The Kenyan shilling fell to an all time low of 129.24 shillings per dollar on Monday, signaling an increase in the cost of living amid market dollar scarcity. Dollars are becoming more and more difficult to acquire as the days progress, since even most banks do not have enough to exchange. Moreover, banks and forex bureaus are selling the dollar at around 143 shillings due to rationing which has made the acquisition of dollars even more difficult. The dollar scarcity has had massive effects, especially in areas such as real estate and trade. Many traders are complaining they have been forced to look for alternative cheaper goods that require fewer dollars to import to counter the dollar challenges since banks have put caps on the amount of dollars one can purchase.
According to the Central Bank of Kenya (CBK), as of Monday, the shilling has dropped by 13% against the dollar, the most in two decades, raising the cost of living as importers struggle to consolidate hard currency. Additionally, the importers have also been forced to pass on the increased import bill to consumers, resulting in high inflation of goods.
Kenyans’ woes on the high cost of living do not end there. Just this week, the price of fuel went up from 177 shillings to 179 shillings. Therefore, Kenyans can expect the price of goods to rise even higher. Some Kenyans are already predicting that by June, fuel will most likely be sold at 200 shillings. Furthermore, an issue that has been a topic of great concern amongst many Kenyans, is the fact that Kenya Power and Lightning Company (KPLC), the main energy provider in Kenya, issued a statement that the Company will no longer be providing a detailed breakdown of the token charges. Therefore, Kenyans will no longer be aware of what exactly they are paying for. The statement was issued days after KPLC had just increased the prices of electricity. Many Kenyans were infuriated by KPLC’s decision especially after the company claimed that they had consulted with Kenyans before finalizing the decision which many citizens claim is false. Kenyans have been seen complaining on online platforms such as Twitter, Facebook and Whatsapp regarding the announcement and many fear that their money will be stolen since they have no way to hold KPLC accountable. KPLC has defended by itself by stating that if one wants a detailed account of their power usage they can make a request through the utility USSD code but many Kenyans are wondering if such services are free or is it just another ploy of the company to make more money.
Kenyans will no longer be given a detailed breakdown of their power bills after Kenya Power stopped giving customers details of individual pass-through costs. https://t.co/4JetlN4VbL
— Nation Africa (@NationAfrica) March 15, 2023
Another topic of controversy that has arisen through the week is the decision of President William Ruto to revive the construction of the Kimwarer and Arror Dams.

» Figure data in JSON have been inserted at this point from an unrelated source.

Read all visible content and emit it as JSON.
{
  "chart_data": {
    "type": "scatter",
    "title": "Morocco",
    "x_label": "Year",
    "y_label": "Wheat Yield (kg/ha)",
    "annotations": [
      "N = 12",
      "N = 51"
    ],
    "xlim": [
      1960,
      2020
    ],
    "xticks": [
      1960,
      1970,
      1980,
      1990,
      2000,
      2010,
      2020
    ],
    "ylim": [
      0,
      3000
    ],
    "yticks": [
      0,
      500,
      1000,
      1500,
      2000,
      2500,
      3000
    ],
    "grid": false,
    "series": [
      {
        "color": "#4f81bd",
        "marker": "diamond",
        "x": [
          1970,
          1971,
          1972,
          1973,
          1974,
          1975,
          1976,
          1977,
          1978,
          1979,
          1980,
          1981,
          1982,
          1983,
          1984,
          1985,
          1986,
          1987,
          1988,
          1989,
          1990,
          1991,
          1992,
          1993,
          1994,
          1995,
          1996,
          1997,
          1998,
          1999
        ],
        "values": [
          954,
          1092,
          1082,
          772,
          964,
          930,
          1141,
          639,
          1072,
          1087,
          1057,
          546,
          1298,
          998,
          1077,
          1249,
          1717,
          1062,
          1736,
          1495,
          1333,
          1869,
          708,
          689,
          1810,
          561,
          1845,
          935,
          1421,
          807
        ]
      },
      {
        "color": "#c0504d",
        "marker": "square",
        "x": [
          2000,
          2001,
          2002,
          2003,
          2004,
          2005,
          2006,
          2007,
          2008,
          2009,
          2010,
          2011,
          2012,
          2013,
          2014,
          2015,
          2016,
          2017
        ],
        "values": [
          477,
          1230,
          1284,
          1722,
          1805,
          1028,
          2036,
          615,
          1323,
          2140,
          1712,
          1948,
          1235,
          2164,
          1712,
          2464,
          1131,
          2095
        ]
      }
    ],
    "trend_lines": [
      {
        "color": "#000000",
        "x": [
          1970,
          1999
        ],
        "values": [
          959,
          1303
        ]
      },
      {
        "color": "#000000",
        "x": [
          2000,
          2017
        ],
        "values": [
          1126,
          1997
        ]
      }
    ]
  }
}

The dams’ construction has been plagued with corruption scandals which forced former President Uhuru Kenyatta to cancel the Kimwarer dam construction and direct the restructuring of the other four years ago. The scandal was an issue of great interest since it not only involved the prosecution of Kenyan officials such as then-Treasury Cabinet Secretary(CS) Henry Rotich but also two Italian firms contracted to deliver the dams. President Ruto has defended his decision by stating that the former president’s reason for halting the dam construction was a political move aimed to frustrate him. He has therefore not only revived the dam construction but also withdrawn all prosecution cases.

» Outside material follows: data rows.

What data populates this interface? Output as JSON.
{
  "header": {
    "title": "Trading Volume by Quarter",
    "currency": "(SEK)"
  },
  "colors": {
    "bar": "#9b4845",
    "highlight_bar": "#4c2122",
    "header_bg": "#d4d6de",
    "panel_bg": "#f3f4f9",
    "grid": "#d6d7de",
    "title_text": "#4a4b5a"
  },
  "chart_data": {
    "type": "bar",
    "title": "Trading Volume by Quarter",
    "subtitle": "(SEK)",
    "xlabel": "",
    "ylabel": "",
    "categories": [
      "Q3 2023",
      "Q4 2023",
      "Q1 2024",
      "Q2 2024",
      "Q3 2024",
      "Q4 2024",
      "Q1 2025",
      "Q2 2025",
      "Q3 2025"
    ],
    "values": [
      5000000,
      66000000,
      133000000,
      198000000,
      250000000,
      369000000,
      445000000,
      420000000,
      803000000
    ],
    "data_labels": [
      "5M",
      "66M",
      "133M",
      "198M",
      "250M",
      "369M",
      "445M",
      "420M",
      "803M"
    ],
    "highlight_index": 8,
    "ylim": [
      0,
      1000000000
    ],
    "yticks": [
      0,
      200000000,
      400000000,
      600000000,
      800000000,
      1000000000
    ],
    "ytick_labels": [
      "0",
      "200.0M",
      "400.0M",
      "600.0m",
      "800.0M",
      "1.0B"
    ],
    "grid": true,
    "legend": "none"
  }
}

The President’s decision comes just days after Dr. Susan Koech (one of the former suspects in the Kimwarer and Arror corruption scandal) was appointed as the new Deputy Governor of the Central Bank of Kenya (CBK). Her appointment had already raised many questions amongst Kenyans but with the recent decision to revive the dams many have been left questioning the government’s consistency as well as neutrality when it comes to making decisions.